The truth is that the Ordinary Time in our lives is, in fact, the sacred stuff life is made up of. Kathleen Kenison, in her book
The Gift of an Ordinary Day, refers to these moments as "charmed moments, all the time, in every life and in every day, if we are only awake enough to experience them when they come and wise enough to appreciate them." (pg. 224)

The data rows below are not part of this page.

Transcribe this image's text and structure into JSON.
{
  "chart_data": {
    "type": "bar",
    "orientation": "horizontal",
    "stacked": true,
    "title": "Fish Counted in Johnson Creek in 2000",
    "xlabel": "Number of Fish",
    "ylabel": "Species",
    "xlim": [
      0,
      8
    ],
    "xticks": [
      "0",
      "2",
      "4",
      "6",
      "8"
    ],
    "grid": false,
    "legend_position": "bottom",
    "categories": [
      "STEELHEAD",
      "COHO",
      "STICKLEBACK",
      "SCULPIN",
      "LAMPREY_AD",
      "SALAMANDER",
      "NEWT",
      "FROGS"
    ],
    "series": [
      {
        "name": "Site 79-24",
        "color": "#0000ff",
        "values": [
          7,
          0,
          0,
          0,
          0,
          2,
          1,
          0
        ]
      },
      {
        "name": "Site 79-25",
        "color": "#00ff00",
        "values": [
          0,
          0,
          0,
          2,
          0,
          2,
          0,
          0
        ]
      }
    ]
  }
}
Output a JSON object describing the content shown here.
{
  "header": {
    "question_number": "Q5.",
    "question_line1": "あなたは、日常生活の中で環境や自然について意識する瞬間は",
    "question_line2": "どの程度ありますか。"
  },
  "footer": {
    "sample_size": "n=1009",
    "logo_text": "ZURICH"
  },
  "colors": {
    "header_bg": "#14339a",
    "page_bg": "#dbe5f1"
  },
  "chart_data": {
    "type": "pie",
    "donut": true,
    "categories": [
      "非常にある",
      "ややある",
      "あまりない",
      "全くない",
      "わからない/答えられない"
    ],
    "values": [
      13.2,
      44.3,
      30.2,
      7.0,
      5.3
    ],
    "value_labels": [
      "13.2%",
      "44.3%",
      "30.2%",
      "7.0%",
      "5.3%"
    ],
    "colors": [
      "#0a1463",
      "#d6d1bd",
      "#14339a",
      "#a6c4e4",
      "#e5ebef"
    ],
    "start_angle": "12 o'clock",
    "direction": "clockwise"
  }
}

It is the peaceful quiet that comes in the early morning or late night hours when you can hear the gentle breathing of your spouse, your children and your pets safe under one roof. It is the time spent together around a dinner table, noisy and rambunctious as toddlers would rather play than eat, but time together, nonetheless. It is a deep breath of crisp winter air that expands the lungs and clears the head. It is a hot shower, it is the smell of warm yeast bread baking in the oven. It is time shared with friends and family to celebrate nothing except the fact that we enjoy one another's company. Our Ordinary Time is, perhaps, the most beautiful gift we are given in this life and we should live each of our "ordinary" days in gratitude for it. We need to, as Kension writes, "pay attention to what's worth caring about, to read the sacred in everyday life..." (pg. 207)
Yet beyond our gratitude for our "ordinary" days, we must learn to live each one with the purpose for which it was intended. As the apostle Paul writes in Ephesians 2, "we are God's workmanship, created in Christ Jesus to do good works, which God prepared in advance for us to do." As the majority of our lives are lived in Ordinary Time, so the majority of our work to build the kingdom of God should be done in this time as well. It's easy to be generous at Christmas time, but is it as easy in March or August? And, are not these ordinary times the times that people need the most help, love, support, care? As Christians, we need to take the gifts of our "ordinary" days and give them to those we meet along the way. They are simple gifts to give; gifts of presence, gifts of time, gifts of food, gifts of acknowledgment, gifts of comfort, gifts of encouragement, gifts of love.
Ordinary Time is our time to realize life while we live it--every, every minute--and to share that life with those around us.